When the British seized the New York houses of the wealthy Philip Livingston, he sold off everything else, and gave the money to the Revolution. He died in 1778.
Arthur Middleton, Edward Rutledge and Thomas Heyward, Jr. went home to South Carolin tight. In the British invasion of the South, Heyward was wounded and all three were captured. As he rotted on a prison ship in St. Augustine, Heyward's plantation was raided, buildings burned, and his wife, who witnessed it all, died. Other Southern signers suffered the same general fate.
Among the first to sign had been John Hancock, who wrote in big, bold script so George III "could read my name without spectacles and could now double his reward for 500 pounds for my head." If the cause of the revolution commands it, roared Hancock, "Burn Boston and make John Hancock a beggar!"
Here were men who believed in a cause far beyond themselves.
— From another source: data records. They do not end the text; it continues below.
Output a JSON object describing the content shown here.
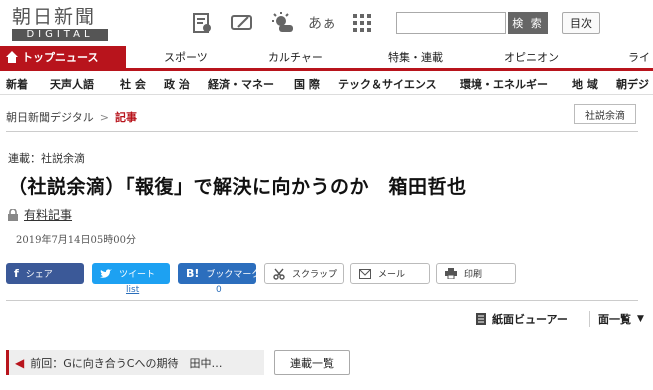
{
  "header": {
    "logo_main": "朝日新聞",
    "logo_sub": "DIGITAL",
    "search_button": "検 索",
    "toc_button": "目次",
    "icon_text": "あぁ"
  },
  "nav_main": {
    "items": [
      "トップニュース",
      "スポーツ",
      "カルチャー",
      "特集・連載",
      "オピニオン",
      "ライ"
    ]
  },
  "nav_sub": {
    "items": [
      "新着",
      "天声人語",
      "社 会",
      "政 治",
      "経済・マネー",
      "国 際",
      "テック＆サイエンス",
      "環境・エネルギー",
      "地 域",
      "朝デジ"
    ]
  },
  "breadcrumb": {
    "home": "朝日新聞デジタル",
    "sep": ">",
    "current": "記事"
  },
  "category_tag": "社説余滴",
  "article": {
    "series": "連載：社説余滴",
    "title": "（社説余滴）「報復」で解決に向かうのか　箱田哲也",
    "paid_label": "有料記事",
    "date": "2019年7月14日05時00分"
  },
  "share": {
    "facebook": "シェア",
    "twitter": "ツイート",
    "hatena": "ブックマーク",
    "clip": "スクラップ",
    "mail": "メール",
    "print": "印刷",
    "twitter_count": "list",
    "hatena_count": "0",
    "fb_glyph": "f",
    "hatena_glyph": "B!"
  },
  "tools": {
    "viewer": "紙面ビューアー",
    "list": "面一覧"
  },
  "footer_nav": {
    "prev": "前回：Gに向き合うCへの期待　田中…",
    "series_list": "連載一覧"
  },
  "colors": {
    "brand_red": "#b8141c",
    "facebook": "#3b5998",
    "twitter": "#1da1f2",
    "hatena": "#2c6ebd"
  }
}
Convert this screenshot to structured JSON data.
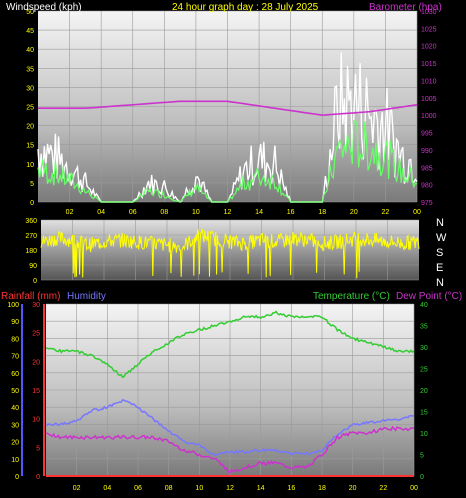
{
  "chart_data": [
    {
      "type": "line",
      "title": "24 hour graph day : 28 July 2025",
      "ylabel_left": "Windspeed (kph)",
      "ylabel_right": "Barometer (hpa)",
      "x_ticks": [
        "02",
        "04",
        "06",
        "08",
        "10",
        "12",
        "14",
        "16",
        "18",
        "20",
        "22",
        "00"
      ],
      "y_left_ticks": [
        "0",
        "5",
        "10",
        "15",
        "20",
        "25",
        "30",
        "35",
        "40",
        "45",
        "50"
      ],
      "y_left_range": [
        0,
        50
      ],
      "y_right_ticks": [
        "975",
        "980",
        "985",
        "990",
        "995",
        "1000",
        "1005",
        "1010",
        "1015",
        "1020",
        "1025",
        "1030"
      ],
      "y_right_range": [
        975,
        1030
      ],
      "grid": true,
      "series": [
        {
          "name": "Windspeed (kph)",
          "color": "#ffffff",
          "x": [
            0,
            1,
            2,
            3,
            4,
            5,
            6,
            7,
            8,
            9,
            10,
            11,
            12,
            13,
            14,
            15,
            16,
            17,
            18,
            19,
            20,
            21,
            22,
            23,
            24
          ],
          "values": [
            14,
            12,
            9,
            5,
            0,
            0,
            0,
            5,
            4,
            0,
            7,
            0,
            0,
            8,
            11,
            10,
            0,
            0,
            0,
            25,
            26,
            23,
            20,
            12,
            10
          ]
        },
        {
          "name": "Gust (kph)",
          "color": "#66ff66",
          "x": [
            0,
            1,
            2,
            3,
            4,
            5,
            6,
            7,
            8,
            9,
            10,
            11,
            12,
            13,
            14,
            15,
            16,
            17,
            18,
            19,
            20,
            21,
            22,
            23,
            24
          ],
          "values": [
            9,
            8,
            6,
            3,
            0,
            0,
            0,
            3,
            2,
            0,
            4,
            0,
            0,
            5,
            7,
            6,
            0,
            0,
            0,
            14,
            16,
            15,
            13,
            8,
            6
          ]
        },
        {
          "name": "Barometer (hpa)",
          "color": "#cc33cc",
          "x": [
            0,
            3,
            6,
            9,
            12,
            15,
            18,
            21,
            24
          ],
          "values": [
            1002,
            1002,
            1003,
            1004,
            1004,
            1002,
            1000,
            1001,
            1003
          ]
        }
      ]
    },
    {
      "type": "line",
      "ylabel_right": [
        "N",
        "W",
        "S",
        "E",
        "N"
      ],
      "y_left_ticks": [
        "360",
        "270",
        "180",
        "90",
        "0"
      ],
      "y_left_range": [
        0,
        360
      ],
      "series": [
        {
          "name": "Wind Direction",
          "color": "#ffff00",
          "x": [
            0,
            1,
            2,
            3,
            4,
            5,
            6,
            7,
            8,
            9,
            10,
            11,
            12,
            13,
            14,
            15,
            16,
            17,
            18,
            19,
            20,
            21,
            22,
            23,
            24
          ],
          "values": [
            230,
            250,
            240,
            210,
            230,
            240,
            230,
            220,
            210,
            200,
            270,
            250,
            230,
            220,
            240,
            230,
            250,
            240,
            220,
            230,
            250,
            240,
            230,
            220,
            230
          ]
        }
      ]
    },
    {
      "type": "line",
      "legend": [
        "Rainfall (mm)",
        "Humidity",
        "Temperature (°C)",
        "Dew Point (°C)"
      ],
      "x_ticks": [
        "02",
        "04",
        "06",
        "08",
        "10",
        "12",
        "14",
        "16",
        "18",
        "20",
        "22",
        "00"
      ],
      "y_humidity_ticks": [
        "0",
        "10",
        "20",
        "30",
        "40",
        "50",
        "60",
        "70",
        "80",
        "90",
        "100"
      ],
      "y_rain_ticks": [
        "0",
        "5",
        "10",
        "15",
        "20",
        "25",
        "30"
      ],
      "y_temp_ticks": [
        "0",
        "5",
        "10",
        "15",
        "20",
        "25",
        "30",
        "35",
        "40"
      ],
      "grid": true,
      "series": [
        {
          "name": "Temperature (°C)",
          "color": "#33cc33",
          "x": [
            0,
            1,
            2,
            3,
            4,
            5,
            6,
            7,
            8,
            9,
            10,
            11,
            12,
            13,
            14,
            15,
            16,
            17,
            18,
            19,
            20,
            21,
            22,
            23,
            24
          ],
          "values": [
            30,
            29,
            29,
            28,
            26,
            23,
            26,
            29,
            31,
            33,
            34,
            35,
            36,
            37,
            37,
            38,
            37,
            37,
            37,
            34,
            32,
            31,
            30,
            29,
            29
          ]
        },
        {
          "name": "Humidity",
          "color": "#7777ff",
          "x": [
            0,
            1,
            2,
            3,
            4,
            5,
            6,
            7,
            8,
            9,
            10,
            11,
            12,
            13,
            14,
            15,
            16,
            17,
            18,
            19,
            20,
            21,
            22,
            23,
            24
          ],
          "values": [
            30,
            30,
            32,
            38,
            40,
            44,
            40,
            33,
            26,
            20,
            18,
            12,
            14,
            14,
            15,
            15,
            13,
            13,
            15,
            24,
            30,
            31,
            32,
            33,
            35
          ]
        },
        {
          "name": "Dew Point (°C)",
          "color": "#cc33cc",
          "x": [
            0,
            1,
            2,
            3,
            4,
            5,
            6,
            7,
            8,
            9,
            10,
            11,
            12,
            13,
            14,
            15,
            16,
            17,
            18,
            19,
            20,
            21,
            22,
            23,
            24
          ],
          "values": [
            10,
            9,
            9,
            9,
            9,
            9,
            9,
            9,
            8,
            6,
            5,
            4,
            1,
            2,
            3,
            3,
            2,
            2,
            5,
            9,
            10,
            10,
            11,
            11,
            11
          ]
        },
        {
          "name": "Rainfall (mm)",
          "color": "#ff3333",
          "x": [
            0,
            24
          ],
          "values": [
            0,
            0
          ]
        }
      ]
    }
  ],
  "colors": {
    "windspeed_label": "#ffffff",
    "title": "#ffff00",
    "barometer_label": "#cc33cc",
    "rain_label": "#ff3333",
    "humidity_label": "#7777ff",
    "temp_label": "#33cc33",
    "dew_label": "#cc33cc",
    "axis_text": "#ffff00"
  }
}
Such were the stories and sacrifices of the America revolution. These were not wild eyed, rabble-rousing ruffians. They were soft-spoken men of means and education. They had security, but they valued liberty more. Standing tall, straight, and unwavering, they pledged: "For the support of this Declaration, with firm reliance on the protection of the Divine Providence, we mutually pledge to each other, our lives, our fortunes, and our sacred honor."
Update: A reader pointed out that snopes.com has checked the accuracy of the above anonymous article, and labeled the stories "some true, some false." The above anonymous article first came to snopes.com's attention in 1999.